After pulling it over his head he leaves him room. There are torches burning in the corridors to light the way and the stone floors are freezing cold beneath his feet. He doesn't know where he's going. He doesn't think that it matters, really.
He finds himself in the great hall, looking around at the darkened surroundings. He can remember all of the colourful balls and parties that were held in here, and all of the tense confrontations that had taken place on this floor. Merlin had worn that ridiculous red hat for him here, and they had both risked their lives for each other in this room.
He rubs a tired hand over his face and wonders if he is ever going to rid his mind of these thoughts. He'd give the kingdom's riches for a mere hour of thoughts free from Merlin and of emotions free from regret. It isn't productive. It doesn't help.

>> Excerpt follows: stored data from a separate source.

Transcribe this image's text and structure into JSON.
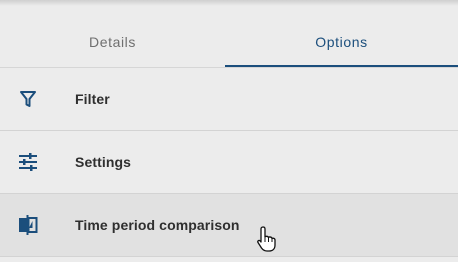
{
  "tabs": [
    {
      "label": "Details",
      "active": false
    },
    {
      "label": "Options",
      "active": true
    }
  ],
  "menu": {
    "items": [
      {
        "label": "Filter",
        "icon": "filter-icon"
      },
      {
        "label": "Settings",
        "icon": "sliders-icon"
      },
      {
        "label": "Time period comparison",
        "icon": "compare-icon"
      }
    ]
  },
  "colors": {
    "accent": "#1b4e7c",
    "background": "#ececec",
    "hover": "#e1e1e1"
  }
}
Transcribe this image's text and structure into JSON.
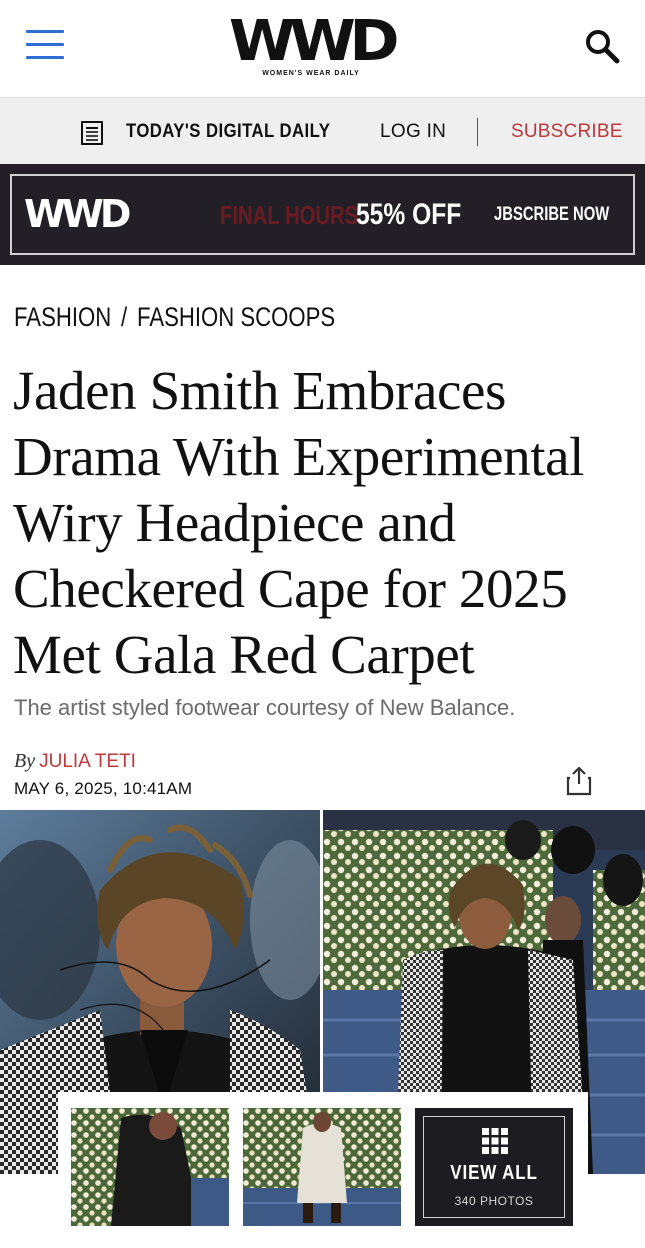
{
  "header": {
    "logo_text": "WWD",
    "logo_subtitle": "WOMEN'S WEAR DAILY",
    "menu_icon": "hamburger-menu-icon",
    "search_icon": "search-icon"
  },
  "subnav": {
    "digital_daily_label": "TODAY'S DIGITAL DAILY",
    "login_label": "LOG IN",
    "subscribe_label": "SUBSCRIBE",
    "subscribe_color": "#c0363a"
  },
  "promo": {
    "logo_text": "WWD",
    "final_hours": "FINAL HOURS",
    "offer": "55% OFF",
    "cta": "JBSCRIBE NOW"
  },
  "breadcrumb": {
    "section": "FASHION",
    "separator": "/",
    "subsection": "FASHION SCOOPS"
  },
  "article": {
    "headline": "Jaden Smith Embraces Drama With Experimental Wiry Headpiece and Checkered Cape for 2025 Met Gala Red Carpet",
    "dek": "The artist styled footwear courtesy of New Balance.",
    "byline_prefix": "By",
    "author": "JULIA TETI",
    "date": "MAY 6, 2025, 10:41AM",
    "share_icon": "share-icon"
  },
  "gallery": {
    "view_all_label": "VIEW ALL",
    "photo_count": "340 PHOTOS",
    "grid_icon": "grid-icon"
  }
}
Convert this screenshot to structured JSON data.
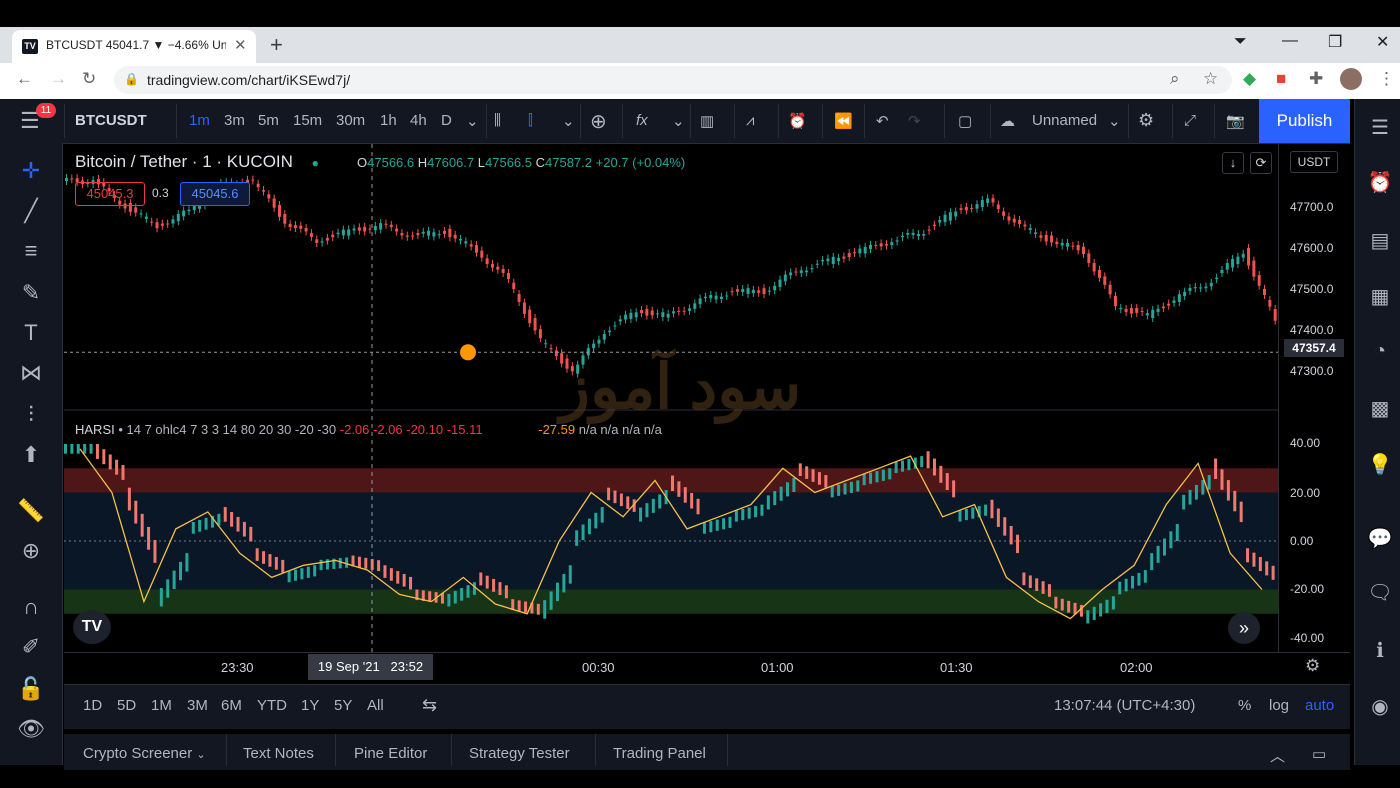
{
  "browser": {
    "tab_title": "BTCUSDT 45041.7 ▼ −4.66% Unnamed",
    "url": "tradingview.com/chart/iKSEwd7j/"
  },
  "toolbar": {
    "symbol": "BTCUSDT",
    "intervals": [
      "1m",
      "3m",
      "5m",
      "15m",
      "30m",
      "1h",
      "4h",
      "D"
    ],
    "active_interval": "1m",
    "layout_name": "Unnamed",
    "publish_label": "Publish"
  },
  "left_badge": "11",
  "chart": {
    "title": "Bitcoin / Tether · 1 · KUCOIN",
    "ohlc": {
      "o_label": "O",
      "o": "47566.6",
      "h_label": "H",
      "h": "47606.7",
      "l_label": "L",
      "l": "47566.5",
      "c_label": "C",
      "c": "47587.2",
      "change": "+20.7 (+0.04%)"
    },
    "bid": "45045.3",
    "spread": "0.3",
    "ask": "45045.6",
    "currency": "USDT",
    "current_price": "47357.4",
    "price_ticks": [
      "47700.0",
      "47600.0",
      "47500.0",
      "47400.0",
      "47300.0"
    ],
    "watermark": "سود آموز"
  },
  "indicator": {
    "name": "HARSI",
    "params": "• 14 7 ohlc4 7 3 3 14 80 20 30 -20 -30",
    "values_red": "-2.06  -2.06  -20.10  -15.11",
    "value_orange": "-27.59",
    "values_na": "n/a  n/a  n/a  n/a",
    "ticks": [
      "40.00",
      "20.00",
      "0.00",
      "-20.00",
      "-40.00"
    ]
  },
  "time_axis": {
    "labels": [
      "23:30",
      "00:30",
      "01:00",
      "01:30",
      "02:00"
    ],
    "crosshair_date": "19 Sep '21",
    "crosshair_time": "23:52"
  },
  "range_bar": {
    "ranges": [
      "1D",
      "5D",
      "1M",
      "3M",
      "6M",
      "YTD",
      "1Y",
      "5Y",
      "All"
    ],
    "clock": "13:07:44 (UTC+4:30)",
    "percent": "%",
    "log": "log",
    "auto": "auto"
  },
  "bottom_tabs": [
    "Crypto Screener",
    "Text Notes",
    "Pine Editor",
    "Strategy Tester",
    "Trading Panel"
  ],
  "chart_data": {
    "type": "line",
    "price_series": {
      "name": "BTCUSDT",
      "x": [
        "23:20",
        "23:25",
        "23:30",
        "23:35",
        "23:40",
        "23:45",
        "23:50",
        "23:55",
        "00:00",
        "00:05",
        "00:10",
        "00:15",
        "00:20",
        "00:25",
        "00:30",
        "00:35",
        "00:40",
        "00:45",
        "00:50",
        "00:55",
        "01:00",
        "01:05",
        "01:10",
        "01:15",
        "01:20",
        "01:25",
        "01:30",
        "01:35",
        "01:40",
        "01:45",
        "01:50",
        "01:55",
        "02:00",
        "02:05",
        "02:10",
        "02:15",
        "02:20",
        "02:25"
      ],
      "values": [
        47700,
        47650,
        47610,
        47640,
        47690,
        47700,
        47620,
        47580,
        47600,
        47610,
        47590,
        47600,
        47560,
        47500,
        47380,
        47320,
        47400,
        47440,
        47430,
        47460,
        47480,
        47480,
        47520,
        47540,
        47560,
        47580,
        47600,
        47640,
        47660,
        47610,
        47580,
        47560,
        47450,
        47430,
        47470,
        47500,
        47560,
        47420
      ],
      "ylim": [
        47250,
        47750
      ]
    },
    "oscillator_series": {
      "name": "HARSI",
      "values": [
        38,
        20,
        -25,
        5,
        12,
        -5,
        -15,
        -10,
        -8,
        -12,
        -22,
        -25,
        -15,
        -26,
        -30,
        0,
        20,
        10,
        25,
        5,
        10,
        15,
        30,
        20,
        25,
        30,
        35,
        10,
        15,
        -15,
        -25,
        -32,
        -20,
        -10,
        15,
        32,
        -5,
        -20
      ],
      "ylim": [
        -40,
        40
      ],
      "levels": [
        30,
        20,
        -20,
        -30
      ]
    }
  }
}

Behind him, the doors open. He peers over his shoulder and smiles, unwillingly, when he sees Morgana entering the hall and walking beside him. Even fresh from bed she looks effortlessly elegant, more than enough to remind him of his petty childhood crushes.
"Can't sleep?" she asks as she moves to stand beside him. He thinks that she must know the answer to that question already; she probably knows better than he does himself what is keeping him awake.
They don't talk about it, but he knows that Merlin wasn't the only sorcerer who had been hiding from his father in plain sight.
"My room's too cold," he complains.
"You're king now," she says. "Surely you can do something to fix that."
"You over-estimate the advantages of royal power. Even I don't command the temperature of the castle." It feels good to have something solid to turn his bad temper to. It feels great, in fact, as long as he doesn't glance at Morgana for long enough to see her all-knowing amusement. "And yourself? Why aren't you in bed?"
"I was dreaming," she says, "and then I wasn't. I thought I would come to meet you here."
The way she says it makes him want to go and hide in his room again. It is as impossible to imagine Morgana with supernatural powers as it is to try to envision Merlin with any kind of skill.
"Sweet dreams?"
"Dark ones," Morgana replies. That can't mean anything good. "It is important that Merlin returns to the castle, Arthur."
"Morgana..." he sighs, but he has nothing to finish it with.
She steps closer to him. "You won't sleep until he is back," she says with all the wisdom of someone who truly knows.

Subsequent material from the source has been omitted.